What is the equation of the tangent line of #f(x) =sin^2x-sin2x# at # x = pi/4#?

1 Answer

The Tangent Line:

#y=x-(pi+2)/4#

Explanation:

from the given function #f(x)=sin^2 x - sin 2x# and the given value of abscissa #x=pi/4#, find the value of y.

look for the value of #f(pi/4)#

#f(pi/4)=(sin (pi/4))^2 - sin 2(pi/4)=(sin (pi/4))^2 - sin (pi/2)#

it follows;

#f(pi/4)=(1/sqrt(2))^2-1#

and #f(pi/4)=1/2-1#

#f(pi/4)=-1/2#

the required point is at #(pi/4, -1/2)#

The slope m is now required to solve for the tangent line . Find the first derivative of the given function #f(x)# and then evaluate it at #x=pi/4# to obtain the value of m.
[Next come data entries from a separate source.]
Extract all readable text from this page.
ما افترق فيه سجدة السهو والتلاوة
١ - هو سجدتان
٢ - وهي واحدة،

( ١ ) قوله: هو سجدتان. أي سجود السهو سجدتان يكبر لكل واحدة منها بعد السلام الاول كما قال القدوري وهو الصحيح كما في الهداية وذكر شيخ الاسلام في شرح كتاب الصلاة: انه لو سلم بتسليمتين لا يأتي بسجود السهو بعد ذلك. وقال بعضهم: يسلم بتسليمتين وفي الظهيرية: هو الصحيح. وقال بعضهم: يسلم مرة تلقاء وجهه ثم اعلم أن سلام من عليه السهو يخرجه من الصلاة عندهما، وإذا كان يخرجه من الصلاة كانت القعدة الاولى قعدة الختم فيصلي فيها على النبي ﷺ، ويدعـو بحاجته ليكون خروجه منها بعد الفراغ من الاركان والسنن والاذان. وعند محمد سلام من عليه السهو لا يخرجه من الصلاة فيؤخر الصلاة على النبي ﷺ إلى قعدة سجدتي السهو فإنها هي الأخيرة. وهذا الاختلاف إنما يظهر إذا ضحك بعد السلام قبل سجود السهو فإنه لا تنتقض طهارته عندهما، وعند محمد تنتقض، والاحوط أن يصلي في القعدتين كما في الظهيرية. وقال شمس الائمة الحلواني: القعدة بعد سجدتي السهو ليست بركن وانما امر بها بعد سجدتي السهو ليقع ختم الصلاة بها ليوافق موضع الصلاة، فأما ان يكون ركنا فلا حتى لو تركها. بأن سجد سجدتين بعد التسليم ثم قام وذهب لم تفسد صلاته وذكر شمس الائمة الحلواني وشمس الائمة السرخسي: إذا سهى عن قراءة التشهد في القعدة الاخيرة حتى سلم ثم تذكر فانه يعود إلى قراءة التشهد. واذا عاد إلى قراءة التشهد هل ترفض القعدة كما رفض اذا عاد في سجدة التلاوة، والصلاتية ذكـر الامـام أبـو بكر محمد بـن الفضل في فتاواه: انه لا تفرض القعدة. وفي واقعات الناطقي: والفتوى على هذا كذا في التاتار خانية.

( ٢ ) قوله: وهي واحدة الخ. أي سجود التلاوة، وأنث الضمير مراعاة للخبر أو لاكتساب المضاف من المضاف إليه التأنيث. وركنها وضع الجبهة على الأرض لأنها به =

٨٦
The first derivative of #f(x)#:

#f(x)=sin^2 x-sin 2x#

#f '(x)=2*sin x*cos x*d/dx(x) - cos 2x*d/dx(2x)#

#f '(x)=2*sin x*cos x - cos 2x*2#

#f' (x)=sin 2x-2*cos 2x#

compute slope #m# at #x=pi/4#

#m=f' (pi/4)=sin 2(pi/4)-2*cos 2(pi/4)#

#m=f' (pi/4)=sin (pi/2) - 2* cos (pi/2)#

#m=f' (pi/4) = 1-2(0)#

#m= 1#

Solve for the tangent liine using the POINT-SLOPE form:

#y-y_1=m*(x-x_1)#

#y-(-1/2)=1*(x-pi/4)#

#y+1/2=x-pi/4#

#y=x-pi/4-1/2#

#y=x-pi/4-2/4#

#y=x-(pi+2)/4# The required Tangent Line.